Duo Opa, Melanie Martinez,
Duo Gancho
Im Laufe der Vorjahres-Saison 2023 zum Circus Medrano gestoßen
und seitdem geblieben ist das Duo Opa, bestehend aus Dima
Pavlenko und Partnerin Guilena Bondar. In seinem ersten Auftritt
widmet sich das Paar einem Filmklassiker. Als Agent 007 und
„Bondgirl“ drehen sich die beiden in hoher Geschwindigkeit auf
Rollschuhen und wagen einige Tricks des Genres, bis hin zum
Genickhangwirbel. Nach dieser sinnlich-ausdrucksstarken
Darbietung wird es vor der Pause noch einmal witzig, wenn das
Duo Gancho zum „Concerto“ lädt. Dabei entsteigt Patrick zunächst
der Transporthülle eines Kontrabasses und wird von Partner Jesus
wie ein Instrument verwendet. Auf seinem Körper wird nicht nur
Luftgitarre, sondern auch Klavier und Bass gespielt. In
Klammerhaltung verbunden, einer von beiden kopfüber, wird das
Gesäß des jeweils anderen zur Trommel. Zum Auftakt des zweiten
Programmteils präsentiert Melanie Martinez ihre Antipodenspiele,
die sie im mexikanischen Stil gestaltet hat. In einem sehr
ansprechenden Kostüm in grün, weiß und gold – zu Beginn und zum
Schlusskompliment mit passendem Sombrero – lässt sie bis zu vier
Teppiche in der gleichen Farbgebung kunstvoll über ihre Hände
und Füße kreisen.
Yentl Verbiest, Duo Opa,
Duo Gancho
Auf eine
hübsche junge Artistin folgt die nächste, denn nun gehört die
Manege nochmal Yentl Verbiest. Zunächst geheimnisvoll mit rotem
Umhang über dem Kostüm und Gesichtsmaske tritt sie auf, um
beides schnell wieder abzulegen. Am Trapez überzeugt sie
zunächst mit Posen am still hängenden, dann mit Figuren am
schwingenden Trapez. Während Clown Pepito ansonsten vorwiegend
auf eignes Können setzt, darf oder muss beim „Karate“ ein
Zuschauer mitmachen. „Time of my Life“ aus dem
Dirty-Dancing-Soundtrack liefert die Begleitung zum Tanz des
Duos Opa, der mit Elementen der Partnerakrobatik und Hebefiguren
ergänzt wird – natürlich auch mit der Szene aus dem Tanzfilm, bei
dem die Dame bäuchlings auf den nach oben gestreckten Händen des
Partners liegt. In dieser Position rotiert der Herr zudem
mehrfach um die eigene Achse, sie weiterhin tragend. Aller guten
Dinge sind drei, nach diesem Motto dürfen wir uns nochmals am
Duo Gancho erfreuen. Nun amüsiert das Duo mit heiteren Passing-Jonlagen. Die Keulen sind hier als elegante Weinflaschen
gestaltet, Marke „Cascade Vineyards“. Außer den „Flaschen“
werden auch ein Handtuch und Hüte in die Wurfmuster einbezogen.
Dinora Bondar, Vanessa,
Melanie Martinez
Für ihre gemeinsame Darbietung haben Michael Ramos und Melanie
Martinez ein sehr selten zu erlebendes Genre gewählt, das wir
bisher von chinesischen Artistinnen kannten. Ähnlich wie bei
einer Kostümillusion werden hier hauchdünne, verschiedenfarbige
Masken vor den Gesichtern in Sekundenschnelle gewechselt, nur
durch einen Fächer-Schlag verborgen. Die
Kostüme entführen uns dabei nach Fernost. Pepito musiziert in
seinem letzten Auftritt auf der Trompete ("Oh when the Saints“)

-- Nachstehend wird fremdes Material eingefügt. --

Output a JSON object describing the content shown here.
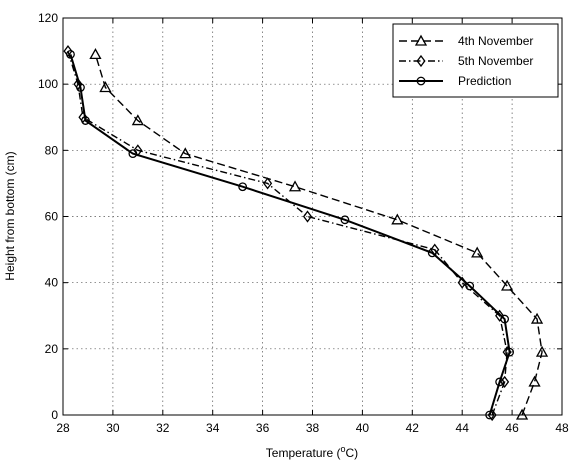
{
  "chart_data": {
    "type": "line",
    "xlabel_main": "Temperature (",
    "xlabel_sup": "o",
    "xlabel_end": "C)",
    "ylabel": "Height from bottom (cm)",
    "xlim": [
      28,
      48
    ],
    "ylim": [
      0,
      120
    ],
    "xticks": [
      "28",
      "30",
      "32",
      "34",
      "36",
      "38",
      "40",
      "42",
      "44",
      "46",
      "48"
    ],
    "yticks": [
      "0",
      "20",
      "40",
      "60",
      "80",
      "100",
      "120"
    ],
    "grid": true,
    "legend_position": "top-right",
    "series": [
      {
        "name": "4th November",
        "marker": "triangle",
        "dash": "dashed",
        "points": [
          [
            46.4,
            0
          ],
          [
            46.9,
            10
          ],
          [
            47.2,
            19
          ],
          [
            47.0,
            29
          ],
          [
            45.8,
            39
          ],
          [
            44.6,
            49
          ],
          [
            41.4,
            59
          ],
          [
            37.3,
            69
          ],
          [
            32.9,
            79
          ],
          [
            31.0,
            89
          ],
          [
            29.7,
            99
          ],
          [
            29.3,
            109
          ]
        ]
      },
      {
        "name": "5th November",
        "marker": "diamond",
        "dash": "dashdot",
        "points": [
          [
            45.2,
            0
          ],
          [
            45.7,
            10
          ],
          [
            45.8,
            19
          ],
          [
            45.5,
            30
          ],
          [
            44.0,
            40
          ],
          [
            42.9,
            50
          ],
          [
            37.8,
            60
          ],
          [
            36.2,
            70
          ],
          [
            31.0,
            80
          ],
          [
            28.8,
            90
          ],
          [
            28.6,
            100
          ],
          [
            28.2,
            110
          ]
        ]
      },
      {
        "name": "Prediction",
        "marker": "circle",
        "dash": "solid",
        "points": [
          [
            45.1,
            0
          ],
          [
            45.5,
            10
          ],
          [
            45.9,
            19
          ],
          [
            45.7,
            29
          ],
          [
            44.3,
            39
          ],
          [
            42.8,
            49
          ],
          [
            39.3,
            59
          ],
          [
            35.2,
            69
          ],
          [
            30.8,
            79
          ],
          [
            28.9,
            89
          ],
          [
            28.7,
            99
          ],
          [
            28.3,
            109
          ]
        ]
      }
    ]
  }
}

und bezieht dabei das Publikum ein. Dinora Bondar, ehemalige
Sportgymnastin des portugiesischen Nationalteams, darf noch eine
weitere Facette ihres Könnens unter Beweis stellen, wenn sie die
Hula-Hoop-Reifen in einer tänzerisch geprägten Choreographie um
Arme, Körper und Beine kreisen lässt. Die Schlussnummer gehört
Vanessa mit ihren Zopfhängen, die sich durch viele Rotationen,
Flüge und Tempowechsel auszeichnen. Zum Abschluss wechselt sie
in den Zahnhang, dabei Metallkegel in den Händen
haltend, aus denen oben Flammen lodern.